The second phase of the community resilience project is a five year project funded by the World Bank and implemented by the National Ministry of Finance and Planning in partnership with the Local Government Board with support of the International Organization for Migration.

Speaking during the launch of the second phase resilience project, Firas Raad the World Bank Country Manager said that project will improve access to basic infrastructure and strengthen community institutions as well as enhancing flood resilience.

He said the project is expected to benefit 920,000 people in 12 of the country’s 79 counties with a geographical focus on Greater Upper Nile region including Refugee-hosting and flood-prone areas.

“The US$120 million grant financing for South Sudan by the International Development Association (IDA) includes US$20 million from IDA Window for Host Communities, Refugees and US$30 million from the IDA Crisis Response Window,” he disclosed.

Raad hinted that the years of conflict and floods had a devastating effect on the South Sudan economy and people saying millions of South Sudanese have been displaced and already scarce social and physical infrastructure have been damaged.

He cited that the protracted conflict and recurring flooding, with the resulting forced displacement, have further eroded the social fabric, weakening both formal and informal institutions.

The World Bank Country Manager mentioned that only 7 percent of the population in South Sudan has access to electricity, 40% have access to safe water and just 10% have access to improved sanitation adding that 7 out of 10 South Sudanese lack access to healthcare and a similar share of school-age children are not attending school despite the immense need.

He underlined that local government and community institutions have been unable to deliver services such as water, health and education due to capacity and resource constrain.

To help address some challenges the world Bank has provided significant support since 2014 to aid in strengthening local institutions and the establishment of sustainable community driven service delivery system to help foster social cohesion among different community groups.

Building on its predecessor projects, ECRP-II will scale up these efforts with the focus on conflict-affected and vulnerable areas, while also providing much needed investments to reduce flood risk in some of the country’s most flood-prone counties.

Raad obliqued that to ensure that the development gains are sustained, ECRP-II also emphasize strengthening capacities of the government at different levels to provide services and better manage climate related disasters.

Meanwhile Peter Van Der Auweraet, the IOM Chief of Party in South Sudan said they work in humanitarian assistance and development work and other Un agencies are operating in humanitarian assistance and the humanitarian donors have been ask to do more things such as infrastructure, education, health capacity building among other things to be done by the development partners.

He said Some of the intervention done by the humanitarian donor community has been short term which should had a long term perspectives that they should have had not simply because the donor do not have fund but because the nature of the funding is short term.

“When you have 6 month terms you cannot plan long term.
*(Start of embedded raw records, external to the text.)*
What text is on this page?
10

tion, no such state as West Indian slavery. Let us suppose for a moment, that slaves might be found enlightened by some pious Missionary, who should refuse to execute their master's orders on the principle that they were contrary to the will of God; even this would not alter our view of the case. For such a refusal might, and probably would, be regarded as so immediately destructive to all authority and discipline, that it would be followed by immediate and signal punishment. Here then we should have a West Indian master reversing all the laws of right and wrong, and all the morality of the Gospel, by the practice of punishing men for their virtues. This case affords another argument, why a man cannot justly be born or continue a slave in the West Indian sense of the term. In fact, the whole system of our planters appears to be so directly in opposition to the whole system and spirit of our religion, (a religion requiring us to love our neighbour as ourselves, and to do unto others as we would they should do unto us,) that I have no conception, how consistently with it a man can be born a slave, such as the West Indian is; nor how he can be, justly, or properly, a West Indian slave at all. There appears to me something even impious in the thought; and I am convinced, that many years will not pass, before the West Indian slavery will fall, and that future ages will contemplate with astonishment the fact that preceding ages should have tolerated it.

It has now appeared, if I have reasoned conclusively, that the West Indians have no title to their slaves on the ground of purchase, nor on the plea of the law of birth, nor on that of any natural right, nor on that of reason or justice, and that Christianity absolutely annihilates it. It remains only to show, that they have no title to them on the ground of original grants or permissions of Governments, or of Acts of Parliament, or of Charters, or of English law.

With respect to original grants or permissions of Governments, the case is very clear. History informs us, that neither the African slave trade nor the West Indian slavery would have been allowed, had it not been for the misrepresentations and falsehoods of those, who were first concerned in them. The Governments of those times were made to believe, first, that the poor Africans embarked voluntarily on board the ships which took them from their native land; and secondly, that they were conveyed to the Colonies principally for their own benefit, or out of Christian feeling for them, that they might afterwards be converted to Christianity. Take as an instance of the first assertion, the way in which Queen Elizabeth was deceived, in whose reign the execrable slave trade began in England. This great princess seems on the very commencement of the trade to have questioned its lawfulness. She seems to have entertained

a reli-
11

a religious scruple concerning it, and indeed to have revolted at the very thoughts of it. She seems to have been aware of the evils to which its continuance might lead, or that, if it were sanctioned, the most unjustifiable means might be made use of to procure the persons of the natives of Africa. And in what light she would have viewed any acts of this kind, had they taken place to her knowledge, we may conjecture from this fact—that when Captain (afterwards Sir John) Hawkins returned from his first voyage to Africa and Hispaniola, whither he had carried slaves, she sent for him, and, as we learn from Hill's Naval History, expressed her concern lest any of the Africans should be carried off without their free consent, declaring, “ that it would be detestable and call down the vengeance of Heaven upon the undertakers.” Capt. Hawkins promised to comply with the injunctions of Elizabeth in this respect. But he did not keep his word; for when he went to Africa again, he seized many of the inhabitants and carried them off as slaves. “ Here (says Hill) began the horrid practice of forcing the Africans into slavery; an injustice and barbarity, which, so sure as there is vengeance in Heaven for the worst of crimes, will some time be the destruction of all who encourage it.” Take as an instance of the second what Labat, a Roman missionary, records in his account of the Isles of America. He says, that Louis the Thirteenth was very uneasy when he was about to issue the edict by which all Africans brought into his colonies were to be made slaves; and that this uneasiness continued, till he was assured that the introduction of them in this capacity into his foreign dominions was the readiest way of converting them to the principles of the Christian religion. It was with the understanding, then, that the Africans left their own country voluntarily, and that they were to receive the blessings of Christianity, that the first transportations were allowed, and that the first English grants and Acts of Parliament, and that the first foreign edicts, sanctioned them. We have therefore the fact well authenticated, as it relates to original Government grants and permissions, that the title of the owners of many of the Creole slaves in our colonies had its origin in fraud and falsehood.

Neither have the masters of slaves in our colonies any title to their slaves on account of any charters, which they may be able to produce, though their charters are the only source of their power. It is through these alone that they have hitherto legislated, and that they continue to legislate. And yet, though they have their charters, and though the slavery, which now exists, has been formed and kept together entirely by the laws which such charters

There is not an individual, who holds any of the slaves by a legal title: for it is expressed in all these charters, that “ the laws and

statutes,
So I am pleased that the World Bank are already engaged with UNOB and IOM so we need long term projects in order for us to engage in other development projects,” he stressed.

Meanwhile, the Minister of Finance and Planning Agak Achuil Lual applauded the World Bank for supporting various projects in South Sudan particularly enhancing community resilience project phase two.

He added that previously the World Bank financed the local governance and service delivery project commonly known as the LOGOSEED which was successfully implemented. “We assure the World Bank that the people of South Sudan and the ministry of Finance and Planning are committed to successfully implement the project. I am well aware that the primary responsibility of the government is to provide basic service delivery and infrastructure to its population. The South Sudan government is committed in doing its best to create conducive environment despite the many challenges,” he said.